I've never met Mr. Baker, but his blog and other writings (including his "worship tricks" series and Flickr photo collection) have been an inspiration to many, and a source of highly creative thinking about Christian worship, theology, and culture. And for me and presumably others, he was the first link to the outstanding work of Andrew Jones, Pete Rollins, Kester Brewin, Roger von Oech, et al. Here he is (above right) mowing a prayer labyrinth -- one of many concepts he's catalyzed in the UK emerging church scene.

Monday, December 11, 2006

Finding our voices - maybe

At my fairly "normal" church (ARP, conservative Presbyterian), I've been trying to describe and explain emerging(-missional) churches [links updated] to a Sunday School class of about 50 people whose ages range from teens to 90s. It's been -ah- enlightening for all, and definitely a first for me. I'll try to post the slides as soon as I work through the copyright details.

The first week (Dec. 3) I successfully deferred discussion of the big "P" word, to focus on "people rethinking church" (regardless of self-consciously philosophical concerns). I borrowed liberally from Messrs. McKnight, Bolger and Gibbs, Baker, and especially Jones; but did add some fun things like a termite mound (emergent behavior), Gordon Cosby info [emerging church in 1947?], and "Babe, the postmodern pig"). Also threw in pictures of Upstream Communities, Vaux, Vintage Faith, Solomon's Porch, Grace, and local group The Common Table. So far so good; apparently a couple of people were concerned that we were going to start worshipping with parachutes but OK.

The second week (Dec. 10) we took a deep breath and looked at postmodernity and how to engage it as Christians. I borrowed from Wright, McLaren, Jones (again), and Rollins; and threw in some fun artifacts from Schultz, Launer, Ikon, and timetoturn. Unfortunately, I only got about halfway through my talk because a few folks had a strong aversion to the whole notion of skepticism. (And I didn't even get to the hard part [from Rollins], about how some skepticism about our own notions might be valuable!) So in closing, I skipped ahead to my favorite Peanuts cartoon ever (displayed here), explained the view that God is bigger than anything we could ever describe or imagine, ... and wished everyone a good week. To be continued.
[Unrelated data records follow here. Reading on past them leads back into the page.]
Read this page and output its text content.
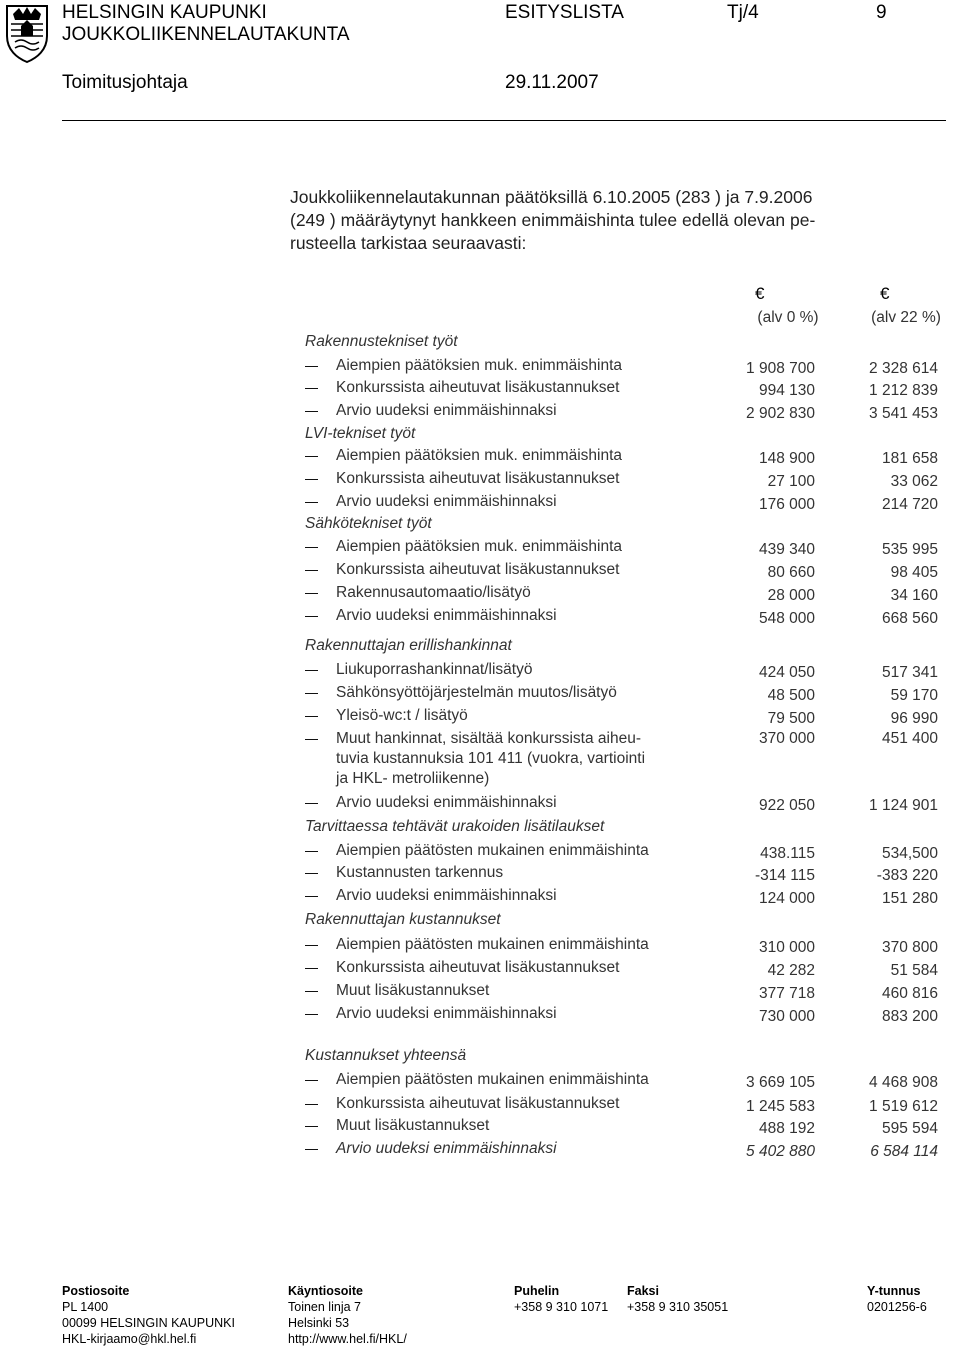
HELSINGIN KAUPUNKI
JOUKKOLIIKENNELAUTAKUNTA
ESITYSLISTA	Tj/4	9
Toimitusjohtaja	29.11.2007
Joukkoliikennelautakunnan päätöksillä 6.10.2005 (283 ) ja 7.9.2006
(249 ) määräytynyt hankkeen enimmäishinta tulee edellä olevan pe-
rusteella tarkistaa seuraavasti:
€	€
(alv 0 %)	(alv 22 %)
Rakennustekniset työt
Aiempien päätöksien muk. enimmäishinta	1 908 700	2 328 614
Konkurssista aiheutuvat lisäkustannukset	994 130	1 212 839
Arvio uudeksi enimmäishinnaksi	2 902 830	3 541 453
LVI-tekniset työt
Aiempien päätöksien muk. enimmäishinta	148 900	181 658
Konkurssista aiheutuvat lisäkustannukset	27 100	33 062
Arvio uudeksi enimmäishinnaksi	176 000	214 720
Sähkötekniset työt
Aiempien päätöksien muk. enimmäishinta	439 340	535 995
Konkurssista aiheutuvat lisäkustannukset	80 660	98 405
Rakennusautomaatio/lisätyö	28 000	34 160
Arvio uudeksi enimmäishinnaksi	548 000	668 560
Rakennuttajan erillishankinnat
Liukuporrashankinnat/lisätyö	424 050	517 341
Sähkönsyöttöjärjestelmän muutos/lisätyö	48 500	59 170
Yleisö-wc:t / lisätyö	79 500	96 990
Muut hankinnat, sisältää konkurssista aiheu-
tuvia kustannuksia 101 411 (vuokra, vartiointi
ja HKL- metroliikenne)
370 000	451 400
Arvio uudeksi enimmäishinnaksi	922 050	1 124 901
Tarvittaessa tehtävät urakoiden lisätilaukset
Aiempien päätösten mukainen enimmäishinta	438.115	534,500
Kustannusten tarkennus	-314 115	-383 220
Arvio uudeksi enimmäishinnaksi	124 000	151 280
Rakennuttajan kustannukset
Aiempien päätösten mukainen enimmäishinta	310 000	370 800
Konkurssista aiheutuvat lisäkustannukset	42 282	51 584
Muut lisäkustannukset	377 718	460 816
Arvio uudeksi enimmäishinnaksi	730 000	883 200
Kustannukset yhteensä
Aiempien päätösten mukainen enimmäishinta	3 669 105	4 468 908
Konkurssista aiheutuvat lisäkustannukset	1 245 583	1 519 612
Muut lisäkustannukset	488 192	595 594
Arvio uudeksi enimmäishinnaksi	5 402 880	6 584 114
Postiosoite
PL 1400
00099 HELSINGIN KAUPUNKI
HKL-kirjaamo@hkl.hel.fi
Käyntiosoite
Toinen linja 7
Helsinki 53
http://www.hel.fi/HKL/
Puhelin
+358 9 310 1071
Faksi
+358 9 310 35051
Y-tunnus
0201256-6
Thursday, November 30, 2006

Pete Rollins @ Emergent Baltimore

Spent a delightful evening Nov. 20 with Peter Rollins (in town on a book tour) and 15 or 20 Emergent Baltimore types (including a middle-aged, bald introvert with a small Buddha belly who identified himself as "Brian, Pete's driver"). Pete R. talked a mile a minute in a delightful accent that made "doubt" rhyme with "light." He wove together a number of points from his book, and some additional thoughts and jokes, in what I thought was pure free-association until he paused to check his notes about 20 minutes in.
Here are a few notable themes (if you've read his book these will be familiar):
- Powerlessness. He used this joke to evoke the risk of mixing the Christian message with an apologetic of power and fear and violence. Said we needed to avoid these in our message, but without letting it get anemic.
- Hypernymity (the other extreme from anonymity). He contrasted the Cartesian view, in which God is revealed and present, with Anselm's view of God as "something greater than can be thought," whom we can receive but never conceive.
- Conceptual idolatry. He likened Meister Eckhart's "God rid me of God" with Nietszche's "God is dead," which he suggested could be read as the death of one's concept of God.
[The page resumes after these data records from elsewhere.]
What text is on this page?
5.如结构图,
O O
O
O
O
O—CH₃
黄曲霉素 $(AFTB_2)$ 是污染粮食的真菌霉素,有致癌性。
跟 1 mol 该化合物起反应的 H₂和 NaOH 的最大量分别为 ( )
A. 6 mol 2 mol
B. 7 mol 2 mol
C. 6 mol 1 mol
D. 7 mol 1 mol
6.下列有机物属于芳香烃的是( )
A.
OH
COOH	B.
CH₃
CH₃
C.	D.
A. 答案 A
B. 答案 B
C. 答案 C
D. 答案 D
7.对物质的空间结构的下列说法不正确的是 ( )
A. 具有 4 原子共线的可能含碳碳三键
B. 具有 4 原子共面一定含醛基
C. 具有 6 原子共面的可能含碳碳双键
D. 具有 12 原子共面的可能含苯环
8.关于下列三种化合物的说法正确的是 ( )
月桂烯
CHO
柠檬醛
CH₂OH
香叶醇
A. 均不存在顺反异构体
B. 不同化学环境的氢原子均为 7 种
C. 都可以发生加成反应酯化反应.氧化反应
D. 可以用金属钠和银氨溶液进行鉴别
Pete also talked about Ikon, the group he leads in Belfast, and showed some pictures. He described their "Last Supper" and "Evangelism" projects, their recent "Fundamentalism" service, and their new Wiki-based website. (all the more powerless to become?)

I had my book with me, so I asked him if he did autographs. He seemed willing but pretty reluctant so I changed the subject. He seemed to enjoy playing with little Timo as we spoke. (Yep, brought a baby to a theo/philosophy lecture...)

Browsing around the Ikon Website this weekend, I enjoyed the playful intro to their principles (iconic, apocalyptic, heretical, emerging, and failing -- which may sound pretty unsafe at first glance but don't let that fool you). I was also tickled to see that they used Michael Knott's Screaming Brittle Siren in last week's service. Maybe my "emerging journey" was already underway back in 1993 (?) when I fell head-over-heels for this CD myself.